Warning: this is one of my more puerile articles, so if you’re here for serious analysis, please come back later.
The aircraft, with the registration number 9107, took off from RAAF Base Pearce at 12:24 PM and touched down by 1:25 PM. Built in 2000, this particular PC-21 is based in Western Australia, though it belongs to Singapore.
I didn’t actually know this, but apparently, the RAAF Base Pearce is not just home to Australian squadrons but also houses Singaporean squadrons. This collaboration stems from a 1993 Memorandum of Understanding signed between Singapore and Australia which permits Singapore to operate its RSAF pilot training school program on Australian soil. Given that there’s limited airspace available in above Singapore, the agreement has presumably been important in training Singapore’s air force.

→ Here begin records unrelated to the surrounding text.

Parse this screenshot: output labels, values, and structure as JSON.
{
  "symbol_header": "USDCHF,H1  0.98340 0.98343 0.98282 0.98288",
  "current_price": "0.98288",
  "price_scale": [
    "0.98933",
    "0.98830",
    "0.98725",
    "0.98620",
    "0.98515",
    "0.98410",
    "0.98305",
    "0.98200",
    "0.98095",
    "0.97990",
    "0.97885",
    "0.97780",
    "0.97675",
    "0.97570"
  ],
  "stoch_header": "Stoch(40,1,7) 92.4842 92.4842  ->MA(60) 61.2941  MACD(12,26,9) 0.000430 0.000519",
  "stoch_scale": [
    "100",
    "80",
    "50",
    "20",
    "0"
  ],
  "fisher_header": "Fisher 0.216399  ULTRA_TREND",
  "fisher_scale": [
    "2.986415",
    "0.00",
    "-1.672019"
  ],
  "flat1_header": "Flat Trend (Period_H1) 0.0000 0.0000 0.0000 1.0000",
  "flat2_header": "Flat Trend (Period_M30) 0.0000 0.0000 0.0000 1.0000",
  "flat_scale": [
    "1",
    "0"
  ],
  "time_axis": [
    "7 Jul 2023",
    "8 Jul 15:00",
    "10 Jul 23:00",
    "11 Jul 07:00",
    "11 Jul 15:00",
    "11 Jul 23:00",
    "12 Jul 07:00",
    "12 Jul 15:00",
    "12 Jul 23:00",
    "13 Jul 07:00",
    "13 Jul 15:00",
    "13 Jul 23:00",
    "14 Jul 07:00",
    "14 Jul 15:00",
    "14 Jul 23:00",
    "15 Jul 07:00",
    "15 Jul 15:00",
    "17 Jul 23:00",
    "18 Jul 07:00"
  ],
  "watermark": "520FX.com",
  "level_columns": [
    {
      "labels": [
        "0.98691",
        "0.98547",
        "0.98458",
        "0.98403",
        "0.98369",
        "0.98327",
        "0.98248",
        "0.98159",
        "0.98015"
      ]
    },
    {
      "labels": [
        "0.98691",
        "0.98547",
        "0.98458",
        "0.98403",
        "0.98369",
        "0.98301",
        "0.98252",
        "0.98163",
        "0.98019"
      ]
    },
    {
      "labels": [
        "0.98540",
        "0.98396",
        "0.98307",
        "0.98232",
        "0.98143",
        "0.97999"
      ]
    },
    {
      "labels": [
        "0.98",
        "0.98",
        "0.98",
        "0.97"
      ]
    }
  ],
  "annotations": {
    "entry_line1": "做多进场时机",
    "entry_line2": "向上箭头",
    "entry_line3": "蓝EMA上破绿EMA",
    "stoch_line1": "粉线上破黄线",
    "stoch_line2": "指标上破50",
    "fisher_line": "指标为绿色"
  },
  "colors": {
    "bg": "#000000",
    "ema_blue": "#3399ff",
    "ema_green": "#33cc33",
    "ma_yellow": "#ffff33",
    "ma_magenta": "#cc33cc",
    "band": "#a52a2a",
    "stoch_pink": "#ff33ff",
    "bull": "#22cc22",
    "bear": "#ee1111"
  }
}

The reason behind the unusual flight path isn’t clear. Hilariously, the always-classy Daily Mail has reached out to both Australian and Singaporean authorities for official comments though, unsurprisingly, neither have responded.
I suppose it’s possible this was an entirely inadvertent result of training exercises; after all, with so many thousands of flights every year, there’s bound to be at least one or two phallic flight paths, right?